Algeria coach Rabah Saadane is likely to start 24-year-old shot-stopper Rais M’Bolhi, who made his international debut against England, while defenders Nadir Belhadj and Madjid Bougherra will provide strength and control in the back. Bougherra, a teammate of Edu’s and DaMarcus Beasley at Glasgow Rangers, has been exceptionally strong on the right side. Holding midfielder Medhi Lacen broke down England’s predictable plays every chance he got. Scoring against Algeria will be tough for the US as Wayne Rooney so harshly discovered.

The Algerian back line may be solid, but the team lacks offensive firepower (they have scored no goals so far), doing little to create concrete chances in the offensive third. Instead, Algeria’s strength comes in wearing down an opponent with physical play in the midfield and packing the defense. Michael Bradley is a teammate of the Algerian striker Karim Matmour at Borussia Monchengladbach. Matmour is agile and fast with a powerful right foot, but has shown very little at this tournament. He should be of very little concern to the US defense.

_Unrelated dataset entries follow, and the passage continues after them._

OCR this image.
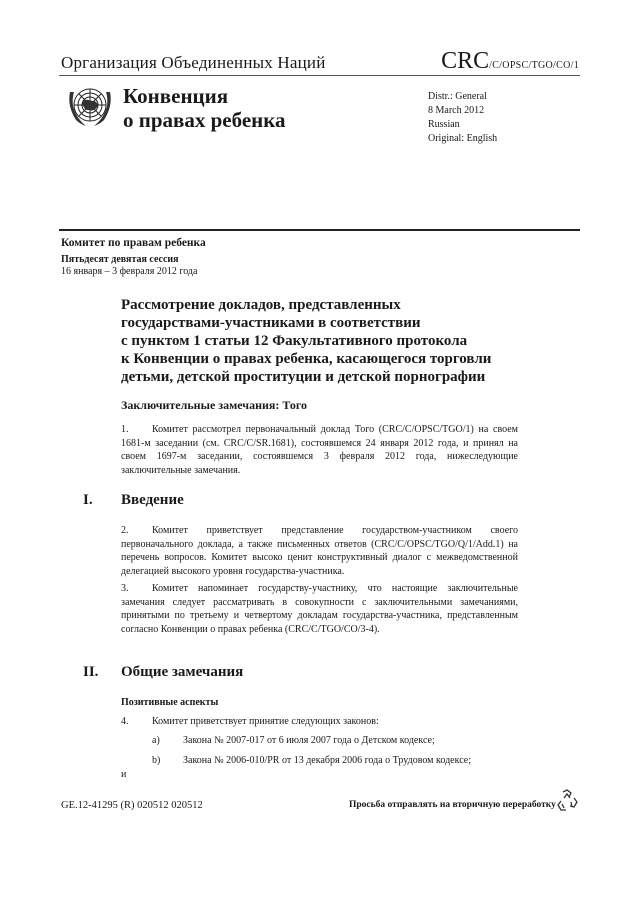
Организация Объединенных Наций	CRC/C/OPSC/TGO/CO/1
Конвенция
о правах ребенка
Distr.: General
8 March 2012
Russian
Original: English
Комитет по правам ребенка
Пятьдесят девятая сессия
16 января – 3 февраля 2012 года
Рассмотрение докладов, представленных
государствами-участниками в соответствии
с пунктом 1 статьи 12 Факультативного протокола
к Конвенции о правах ребенка, касающегося торговли
детьми, детской проституции и детской порнографии
Заключительные замечания: Того
1. Комитет рассмотрел первоначальный доклад Того (CRC/C/OPSC/TGO/1) на своем 1681-м заседании (см. CRC/C/SR.1681), состоявшемся 24 января 2012 года, и принял на своем 1697-м заседании, состоявшемся 3 февраля 2012 года, нижеследующие заключительные замечания.
I. Введение
2. Комитет приветствует представление государством-участником своего первоначального доклада, а также письменных ответов (CRC/C/OPSC/TGO/Q/1/Add.1) на перечень вопросов. Комитет высоко ценит конструктивный диалог с межведомственной делегацией высокого уровня государства-участника.
3. Комитет напоминает государству-участнику, что настоящие заключительные замечания следует рассматривать в совокупности с заключительными замечаниями, принятыми по третьему и четвертому докладам государства-участника, представленным согласно Конвенции о правах ребенка (CRC/C/TGO/CO/3-4).
II. Общие замечания
Позитивные аспекты
4. Комитет приветствует принятие следующих законов:
a) Закона № 2007-017 от 6 июля 2007 года о Детском кодексе;
b) Закона № 2006-010/PR от 13 декабря 2006 года о Трудовом кодексе;
и
GE.12-41295 (R) 020512 020512	Просьба отправлять на вторичную переработку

“I think we’ve been training for this for six months when we found out the draw, and we’ve been saying all along that we felt it was going to take three games to get through," Tim Howard told reporters. “A win the other day would have been great - maybe would have seen us through. But it’s not like we’re disappointed because we knew that if we played well throughout three games that we would get through the group so that’s still on our minds.”

At the same time, the US needs to avoid some of the pitfalls that have led to the two draws. They may not have had any control over a decision by a referee, but they can’t blame anyone but themselves for getting into a 2-0 hole. The Americans gave Slovenia too much space in the first half, allowing them to score the second goal after the defense was too disjointed. In the second half, the US put more power on the ball and used the wings to push forward into the Slovenian half. Set pieces were key for the US with Donovan doing an exceptional job on the right side.

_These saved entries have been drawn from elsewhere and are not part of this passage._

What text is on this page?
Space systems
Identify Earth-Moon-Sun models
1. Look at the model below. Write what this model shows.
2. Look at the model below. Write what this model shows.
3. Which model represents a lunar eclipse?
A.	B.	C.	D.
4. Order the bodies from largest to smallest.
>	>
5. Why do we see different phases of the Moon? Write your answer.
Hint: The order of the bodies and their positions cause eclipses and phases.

The US is no stranger to mounting comebacks and getting results when they have their backs to the wall. They did it in World Cup Qualifying and at last year’s Confederations Cup. It’s that spirit that has made this team one of the most exciting to watch at this World Cup.

“We seem to play better when we’re behind and that’s all got to change,” Howard said.

In other words, the Americans need to dictate the pace and tempo against Algeria. The insertion of Edu and Benny Feilhaber in the second half against Slovenia helped create space in the middle, allowing Bradley to show why he is one of the world’s best midfielders with a performance worthy of a mention on the 2010 All-World Cup team.

The knockout stage starts a little earlier for the Americans. A win and they’re in. A doable goal against a beatable team.